Sit down. Get a cup of coffee. This is a MEGA-post. I'm going to get some serious work done here.
We have some out of town visitors coming in about 3 weeks. It's clear the kitchen is not going to be done in time, but I am committed to cram as much work into what time I have until they arrive.
With the one of the most scary and difficult steps behind me, the re-framing of the window / passthrough between the kitchen and family room, (In a load-bearing wall!!) I can really make some headway again.
I started this particluar DIY blitz, by removing the old sink and cabinets, from their weekday, "still using them" position (for the 1,342nd time).
The wall that I'd framed for a larger opening was originally an exterior wall, way before we bought the place. It was odd slicing through and removing exterior siding while I was still indoors and still not seeing the light of day.
After the exterior siding, I hit a layer of drywall that had faced the original wall ofthe family room when we moved in. I yanked it down too.
Back in the old-timey days...
If you are one of the hearty few that's been here since the beginning of AZ DIY Guy (circa 2012), you'll recognize the next layer of the sandwich.

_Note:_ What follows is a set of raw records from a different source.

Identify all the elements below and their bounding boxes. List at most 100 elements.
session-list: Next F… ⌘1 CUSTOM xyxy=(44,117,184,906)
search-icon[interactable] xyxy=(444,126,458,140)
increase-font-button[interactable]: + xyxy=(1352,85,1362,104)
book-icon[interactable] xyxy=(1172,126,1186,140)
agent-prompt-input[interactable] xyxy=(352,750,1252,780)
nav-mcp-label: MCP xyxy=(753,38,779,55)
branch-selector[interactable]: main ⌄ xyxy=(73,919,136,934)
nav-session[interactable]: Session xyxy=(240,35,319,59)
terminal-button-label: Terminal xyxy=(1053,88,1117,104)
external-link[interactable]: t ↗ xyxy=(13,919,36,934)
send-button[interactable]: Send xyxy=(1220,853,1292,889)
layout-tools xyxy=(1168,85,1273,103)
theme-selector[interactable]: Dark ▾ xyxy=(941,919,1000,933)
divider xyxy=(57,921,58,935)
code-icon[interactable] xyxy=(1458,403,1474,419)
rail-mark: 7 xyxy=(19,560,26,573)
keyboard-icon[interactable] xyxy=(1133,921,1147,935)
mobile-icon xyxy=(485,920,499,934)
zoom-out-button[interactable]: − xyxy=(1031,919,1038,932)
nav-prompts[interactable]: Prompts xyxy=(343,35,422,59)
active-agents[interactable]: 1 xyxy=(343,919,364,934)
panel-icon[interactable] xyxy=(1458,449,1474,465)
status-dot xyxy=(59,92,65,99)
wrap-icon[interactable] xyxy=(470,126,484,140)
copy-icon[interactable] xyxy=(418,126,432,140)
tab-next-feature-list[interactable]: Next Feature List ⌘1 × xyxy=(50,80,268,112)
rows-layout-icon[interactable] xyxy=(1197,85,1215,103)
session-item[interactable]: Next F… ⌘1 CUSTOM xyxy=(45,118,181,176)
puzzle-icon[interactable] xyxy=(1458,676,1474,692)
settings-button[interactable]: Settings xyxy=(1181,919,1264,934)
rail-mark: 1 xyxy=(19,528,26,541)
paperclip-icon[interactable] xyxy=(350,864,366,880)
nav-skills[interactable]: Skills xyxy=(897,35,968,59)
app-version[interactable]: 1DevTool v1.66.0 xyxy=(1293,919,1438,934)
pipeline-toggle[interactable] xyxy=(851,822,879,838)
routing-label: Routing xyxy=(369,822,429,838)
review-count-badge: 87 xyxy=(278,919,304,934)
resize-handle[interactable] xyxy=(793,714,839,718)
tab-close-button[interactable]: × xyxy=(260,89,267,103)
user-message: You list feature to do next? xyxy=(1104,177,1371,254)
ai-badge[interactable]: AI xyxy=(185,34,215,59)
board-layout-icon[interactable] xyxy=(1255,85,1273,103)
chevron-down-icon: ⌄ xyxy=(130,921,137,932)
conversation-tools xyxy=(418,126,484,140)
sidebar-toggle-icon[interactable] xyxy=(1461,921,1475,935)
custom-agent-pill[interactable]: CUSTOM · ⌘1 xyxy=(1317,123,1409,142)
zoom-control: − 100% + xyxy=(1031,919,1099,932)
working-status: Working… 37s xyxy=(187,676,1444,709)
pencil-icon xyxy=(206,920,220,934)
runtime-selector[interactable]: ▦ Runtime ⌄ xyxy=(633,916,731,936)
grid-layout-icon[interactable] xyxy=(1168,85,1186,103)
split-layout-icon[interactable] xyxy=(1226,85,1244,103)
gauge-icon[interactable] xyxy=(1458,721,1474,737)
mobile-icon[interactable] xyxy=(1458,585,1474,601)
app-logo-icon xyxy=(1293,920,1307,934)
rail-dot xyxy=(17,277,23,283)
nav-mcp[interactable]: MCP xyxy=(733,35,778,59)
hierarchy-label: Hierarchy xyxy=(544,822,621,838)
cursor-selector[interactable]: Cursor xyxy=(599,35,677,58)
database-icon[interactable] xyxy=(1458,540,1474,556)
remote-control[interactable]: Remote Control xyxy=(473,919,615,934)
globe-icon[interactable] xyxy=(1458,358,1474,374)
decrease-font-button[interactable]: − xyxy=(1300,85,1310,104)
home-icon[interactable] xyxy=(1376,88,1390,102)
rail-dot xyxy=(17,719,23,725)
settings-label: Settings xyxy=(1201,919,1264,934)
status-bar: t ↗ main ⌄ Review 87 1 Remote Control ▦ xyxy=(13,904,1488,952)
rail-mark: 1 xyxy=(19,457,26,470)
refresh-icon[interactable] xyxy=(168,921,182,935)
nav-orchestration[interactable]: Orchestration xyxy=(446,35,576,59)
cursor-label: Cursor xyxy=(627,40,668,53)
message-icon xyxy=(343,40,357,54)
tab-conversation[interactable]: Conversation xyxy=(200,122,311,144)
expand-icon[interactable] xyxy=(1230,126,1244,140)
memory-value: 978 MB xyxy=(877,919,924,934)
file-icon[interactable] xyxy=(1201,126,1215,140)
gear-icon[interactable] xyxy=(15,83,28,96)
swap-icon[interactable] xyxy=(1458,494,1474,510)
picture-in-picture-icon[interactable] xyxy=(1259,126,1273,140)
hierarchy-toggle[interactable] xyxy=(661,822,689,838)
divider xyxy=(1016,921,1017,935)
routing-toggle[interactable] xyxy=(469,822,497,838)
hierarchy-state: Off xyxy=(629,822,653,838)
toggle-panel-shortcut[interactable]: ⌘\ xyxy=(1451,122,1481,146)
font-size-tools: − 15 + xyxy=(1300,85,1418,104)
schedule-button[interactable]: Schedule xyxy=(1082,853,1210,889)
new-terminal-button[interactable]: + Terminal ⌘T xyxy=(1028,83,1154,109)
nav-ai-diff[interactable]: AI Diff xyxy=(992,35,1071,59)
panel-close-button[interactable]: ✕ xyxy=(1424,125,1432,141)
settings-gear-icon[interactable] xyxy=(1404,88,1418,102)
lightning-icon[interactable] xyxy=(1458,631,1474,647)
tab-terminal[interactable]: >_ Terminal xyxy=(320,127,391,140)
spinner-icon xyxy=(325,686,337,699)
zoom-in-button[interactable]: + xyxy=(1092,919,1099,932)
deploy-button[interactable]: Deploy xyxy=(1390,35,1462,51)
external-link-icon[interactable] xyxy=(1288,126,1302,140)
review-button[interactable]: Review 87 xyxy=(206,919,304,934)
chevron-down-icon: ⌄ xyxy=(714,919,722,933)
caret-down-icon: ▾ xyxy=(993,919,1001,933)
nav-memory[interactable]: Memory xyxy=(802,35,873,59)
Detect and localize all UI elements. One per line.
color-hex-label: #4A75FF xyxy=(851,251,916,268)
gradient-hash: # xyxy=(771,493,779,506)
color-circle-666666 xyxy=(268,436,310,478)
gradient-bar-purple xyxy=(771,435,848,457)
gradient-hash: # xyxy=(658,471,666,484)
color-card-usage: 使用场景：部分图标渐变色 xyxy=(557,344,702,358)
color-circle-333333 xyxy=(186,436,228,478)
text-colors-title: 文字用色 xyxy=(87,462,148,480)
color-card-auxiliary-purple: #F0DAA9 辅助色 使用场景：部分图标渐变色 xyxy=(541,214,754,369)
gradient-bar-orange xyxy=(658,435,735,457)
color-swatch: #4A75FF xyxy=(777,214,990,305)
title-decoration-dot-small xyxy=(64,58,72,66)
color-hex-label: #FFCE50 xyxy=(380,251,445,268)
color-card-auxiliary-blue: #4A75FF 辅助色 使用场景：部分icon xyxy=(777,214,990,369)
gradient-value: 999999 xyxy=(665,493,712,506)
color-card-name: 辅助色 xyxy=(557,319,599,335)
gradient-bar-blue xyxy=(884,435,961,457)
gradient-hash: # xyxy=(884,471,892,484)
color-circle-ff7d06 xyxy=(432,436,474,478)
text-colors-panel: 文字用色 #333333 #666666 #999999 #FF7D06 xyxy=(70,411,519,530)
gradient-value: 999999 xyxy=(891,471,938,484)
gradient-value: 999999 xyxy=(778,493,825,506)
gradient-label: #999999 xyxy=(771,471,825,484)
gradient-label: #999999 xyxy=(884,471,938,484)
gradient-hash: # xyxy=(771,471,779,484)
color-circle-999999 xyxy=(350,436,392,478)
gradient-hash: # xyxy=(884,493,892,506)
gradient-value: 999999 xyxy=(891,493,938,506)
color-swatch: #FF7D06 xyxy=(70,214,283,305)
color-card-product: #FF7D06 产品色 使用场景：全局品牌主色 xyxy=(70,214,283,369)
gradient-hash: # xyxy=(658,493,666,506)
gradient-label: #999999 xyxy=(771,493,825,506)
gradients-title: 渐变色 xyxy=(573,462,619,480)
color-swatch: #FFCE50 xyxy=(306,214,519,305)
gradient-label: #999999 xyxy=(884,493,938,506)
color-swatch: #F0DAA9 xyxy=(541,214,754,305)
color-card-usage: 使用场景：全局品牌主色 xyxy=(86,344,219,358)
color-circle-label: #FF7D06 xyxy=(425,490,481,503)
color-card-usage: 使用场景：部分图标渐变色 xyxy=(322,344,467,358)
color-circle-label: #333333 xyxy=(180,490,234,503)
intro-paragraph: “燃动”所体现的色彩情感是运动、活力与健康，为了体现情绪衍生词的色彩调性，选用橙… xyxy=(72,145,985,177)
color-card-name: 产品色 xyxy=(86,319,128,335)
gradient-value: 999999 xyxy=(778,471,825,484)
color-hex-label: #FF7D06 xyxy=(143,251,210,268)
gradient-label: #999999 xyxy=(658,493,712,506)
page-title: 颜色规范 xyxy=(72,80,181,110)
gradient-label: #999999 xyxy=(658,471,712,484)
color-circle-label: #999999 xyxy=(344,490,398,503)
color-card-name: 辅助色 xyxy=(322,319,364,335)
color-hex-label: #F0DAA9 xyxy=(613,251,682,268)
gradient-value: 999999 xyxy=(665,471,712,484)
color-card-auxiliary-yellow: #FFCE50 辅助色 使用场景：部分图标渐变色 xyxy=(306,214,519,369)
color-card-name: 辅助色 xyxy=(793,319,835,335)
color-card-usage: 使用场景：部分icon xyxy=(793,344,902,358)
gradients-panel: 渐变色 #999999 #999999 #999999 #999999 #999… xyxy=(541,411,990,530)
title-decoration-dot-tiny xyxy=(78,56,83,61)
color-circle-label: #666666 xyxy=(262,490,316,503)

I'd furred out the wall with 2x2's and another layer of drywall on the other side when I remodeled the family room.
I had to do it. There was a stupid piece of framing protruding through the wall, above the original drop ceiling that I was tearing out. I was raising the ceiling and had to hide it.
Return to modern times
I cut through the 2012 2x2s and last layer of drywall to let the wide vista of the family room shine through with one last Bruce Lee punch. It's damn near "open concept" that's all the rage, close enough anyway.
Ladies and gentlemen of the family room, I bring you,...
Soon we'll be sliding heaps of snacks and frosty beverages through this monstrous, new thoroughfare and settling down to watch movies.
Enough screwing around. This is still a freaking mess with a long way to go.
On with it!
Rather than puzzle-piecing in a patchwork of drywall like I had done on the south wall, I was able to put full sheets into play this time. I sliced and diced the electrical and plumbing cutouts with my oscillating multi-tool.
I let the sheets run long, past the openings. It's much easier to trim the excess later.
A multi tool cuts this stuff like scissors and paper. It's super easy to let the flat part of the blade coast along the wooden framing while the tip chews through the sheet-rock.
I was making a fair bit of noise so my little helper showed up to assist.
Gracie leant a second set of hands to load drywall screws onto the impact driver and hold the vaccum steady while I trimmed the edges.
It was pretty quick work to get the wall sealed up and a layer of drywall compound slapped on. The cool thing about this area is that there's very little finished wall that's going to be visible in the end. It's going to be mostly backsplash, trim and cabinets when it's done.
The last of the Electrical
I had to get the electrical outlets and switches installed next so I could turn the circuits back on. I always enjoy electrical. I just turn up the tunes and putter away.
I tried a type of Klein wire strippers for the first time. These nifty things were specially made to cut through the outer jacket of Romex (non-metallic cable) and then strip the individual wire insulation. They worked awesome and speeded the process up.
I worked my way around the kitchen and up into the attic to wrap up the electrical. I had to splice a couple sections of the original wiring because the original installers had drooped the home runs though the soffits that I had removed.
I got it tucked up and away, stapled in place, and wired safely. With tools scattered EVERYWHERE, I couldn't find my headlamp and had to do the whole thing with my voltage tester clamped in my teeth, shining the flashlight tip at my work.
I stuffed a bunch of insulation up into the attic. The ceiling has been open throughout the winter, which is not an issue here in Arizona. But now that triple digit temperatures are on the way (this week!), it's timely that I get this thing sealed up good.
Sealed and surfaced
I patched in the rest of the drywall and mudded the seams. After so long, it feels odd not to be looking at framing anymore. It's almost like a real room again!!
Everyone's favorite step is sanding right? God I hate this messy, muscle straining step.
I made a colossal mess. I don't know what I was thinking, by neglecting to cover everything with plastic first. There was drywall dust EVERYWHERE. It was all over the house. I ended up dragging my woodworking dust collector in and letting it run to clear the air while I used the vacuum to suck up all the fallen mess.
Once it was cleaned up, I gave the walls a quick whipedown with a damp rag to get residual dust cleared and fired off a coupe cans of texturing compound.
After a quick roll of primer, we have finished walls!!! (almost).
It's going to go quickly from here friends! All that fussy framing, electrical, and plumbing stuff is behind us. It's going to look like a real kitchen soon! I'm so excited.
Still in it's raw state, it's incredible how far it's come from the soffited 1970's-80's ugliness.